Minn. Stat. § 609.24 (2004).  A simple robbery is elevated to an aggravated robbery if the offender commits the robbery while he “is armed with a dangerous weapon or any article used or fashioned in a manner to lead the victim to reasonably believe it to be a dangerous weapon, or inflicts bodily harm upon another.”  Minn. Stat. § 609.245, subd. 1. 

            The state presented extensive evidence, including a confession by one of the robbers, that appellant’s two friends robbed the gas station at gunpoint.  Other than answering “yeah” to the police officer’s question, there was no direct evidence indicating that appellant knew about the robbery plan before the robbery actually took place.  But there was considerable circumstantial evidence from which the jury could have found appellant guilty, including (1) the attire of the robbers; (2) the presence of the guns; (3) the location where appellant parked the car; and (4) appellant’s actions in driving away from the scene.  Thus, respondent presented evidence that, if believed by the jury, would support appellant’s conviction.  In addition, we note that although appellant’s original sentence was 45 months incarceration, his sentence was later reduced to 41 months, the minimum presumptive sentence.  

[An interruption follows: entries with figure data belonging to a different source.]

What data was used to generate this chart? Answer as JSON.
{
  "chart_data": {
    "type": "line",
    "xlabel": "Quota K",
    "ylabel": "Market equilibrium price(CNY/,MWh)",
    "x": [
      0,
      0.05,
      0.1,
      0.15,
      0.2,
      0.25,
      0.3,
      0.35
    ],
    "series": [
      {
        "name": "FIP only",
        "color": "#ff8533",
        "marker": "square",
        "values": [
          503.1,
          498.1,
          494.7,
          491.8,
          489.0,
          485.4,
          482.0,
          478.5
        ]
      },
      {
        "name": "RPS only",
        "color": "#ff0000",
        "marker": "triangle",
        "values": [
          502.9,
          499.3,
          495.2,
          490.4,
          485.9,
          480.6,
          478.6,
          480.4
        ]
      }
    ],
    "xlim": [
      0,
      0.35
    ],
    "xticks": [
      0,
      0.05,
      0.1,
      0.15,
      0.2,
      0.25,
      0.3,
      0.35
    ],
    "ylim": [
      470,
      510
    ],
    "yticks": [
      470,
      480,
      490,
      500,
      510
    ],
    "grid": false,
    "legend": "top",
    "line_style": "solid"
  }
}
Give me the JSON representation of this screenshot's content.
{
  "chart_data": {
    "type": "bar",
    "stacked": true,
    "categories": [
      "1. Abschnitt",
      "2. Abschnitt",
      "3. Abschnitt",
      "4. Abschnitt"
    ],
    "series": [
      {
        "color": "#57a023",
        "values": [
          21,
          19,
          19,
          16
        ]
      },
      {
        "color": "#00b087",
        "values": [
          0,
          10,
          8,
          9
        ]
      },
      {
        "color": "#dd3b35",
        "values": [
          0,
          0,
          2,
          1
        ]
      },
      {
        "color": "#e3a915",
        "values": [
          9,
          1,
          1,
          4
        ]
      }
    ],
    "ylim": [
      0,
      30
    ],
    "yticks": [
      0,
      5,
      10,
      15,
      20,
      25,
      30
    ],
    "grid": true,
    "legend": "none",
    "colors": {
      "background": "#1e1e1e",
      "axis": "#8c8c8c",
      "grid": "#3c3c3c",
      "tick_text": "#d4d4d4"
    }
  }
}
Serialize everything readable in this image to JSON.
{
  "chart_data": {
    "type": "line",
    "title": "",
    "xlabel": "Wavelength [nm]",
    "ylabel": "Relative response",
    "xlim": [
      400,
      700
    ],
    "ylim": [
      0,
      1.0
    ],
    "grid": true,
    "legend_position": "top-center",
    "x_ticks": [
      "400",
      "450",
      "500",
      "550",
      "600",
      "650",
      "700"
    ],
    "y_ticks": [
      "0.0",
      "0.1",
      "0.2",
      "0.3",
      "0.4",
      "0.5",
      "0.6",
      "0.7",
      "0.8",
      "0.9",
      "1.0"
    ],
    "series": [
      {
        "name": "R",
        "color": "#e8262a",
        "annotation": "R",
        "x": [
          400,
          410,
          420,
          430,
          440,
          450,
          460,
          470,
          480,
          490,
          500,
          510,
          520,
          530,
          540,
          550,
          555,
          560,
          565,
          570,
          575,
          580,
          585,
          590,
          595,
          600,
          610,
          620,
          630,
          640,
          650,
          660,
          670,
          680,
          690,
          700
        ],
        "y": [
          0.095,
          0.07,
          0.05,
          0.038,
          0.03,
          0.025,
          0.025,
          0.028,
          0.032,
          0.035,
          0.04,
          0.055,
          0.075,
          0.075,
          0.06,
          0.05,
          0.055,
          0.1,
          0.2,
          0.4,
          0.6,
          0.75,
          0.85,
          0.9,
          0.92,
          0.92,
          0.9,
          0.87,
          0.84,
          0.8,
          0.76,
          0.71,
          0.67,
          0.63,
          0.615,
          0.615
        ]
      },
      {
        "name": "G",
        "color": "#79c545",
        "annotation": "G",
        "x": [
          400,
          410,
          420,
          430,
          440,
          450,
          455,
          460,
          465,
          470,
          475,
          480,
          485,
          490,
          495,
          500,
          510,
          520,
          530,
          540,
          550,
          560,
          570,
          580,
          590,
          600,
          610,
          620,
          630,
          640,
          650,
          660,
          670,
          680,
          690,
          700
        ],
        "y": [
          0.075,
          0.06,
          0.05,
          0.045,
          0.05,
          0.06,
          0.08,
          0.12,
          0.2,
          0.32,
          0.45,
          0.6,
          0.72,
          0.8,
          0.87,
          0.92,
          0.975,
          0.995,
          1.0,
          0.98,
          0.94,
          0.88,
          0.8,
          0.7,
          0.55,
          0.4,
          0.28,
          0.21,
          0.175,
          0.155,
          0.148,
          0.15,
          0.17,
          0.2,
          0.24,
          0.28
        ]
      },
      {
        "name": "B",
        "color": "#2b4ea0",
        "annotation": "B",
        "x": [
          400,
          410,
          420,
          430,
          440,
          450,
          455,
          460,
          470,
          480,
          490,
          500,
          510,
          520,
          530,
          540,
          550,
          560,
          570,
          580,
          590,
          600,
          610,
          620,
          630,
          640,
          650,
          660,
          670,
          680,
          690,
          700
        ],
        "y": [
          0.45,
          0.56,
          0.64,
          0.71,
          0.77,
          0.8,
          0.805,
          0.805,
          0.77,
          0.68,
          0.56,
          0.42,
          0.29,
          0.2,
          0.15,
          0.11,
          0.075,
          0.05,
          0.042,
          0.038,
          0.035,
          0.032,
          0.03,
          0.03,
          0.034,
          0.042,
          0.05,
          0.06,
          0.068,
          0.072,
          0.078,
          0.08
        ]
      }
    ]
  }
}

            We have reviewed appellant’s testimony and conclude that he did not make any statements that prejudiced his case.  Thus, because appellant was not prejudiced by his attorney’s decision that he testify narratively, he has failed to show that he received ineffective assistance of counsel under the second Strickland prong.  Accordingly, we need not analyze the first prong.  Strickland, 466 U.S. at 697, 104 S. Ct. at 2069; Hale, 566 N.W.2d at 927.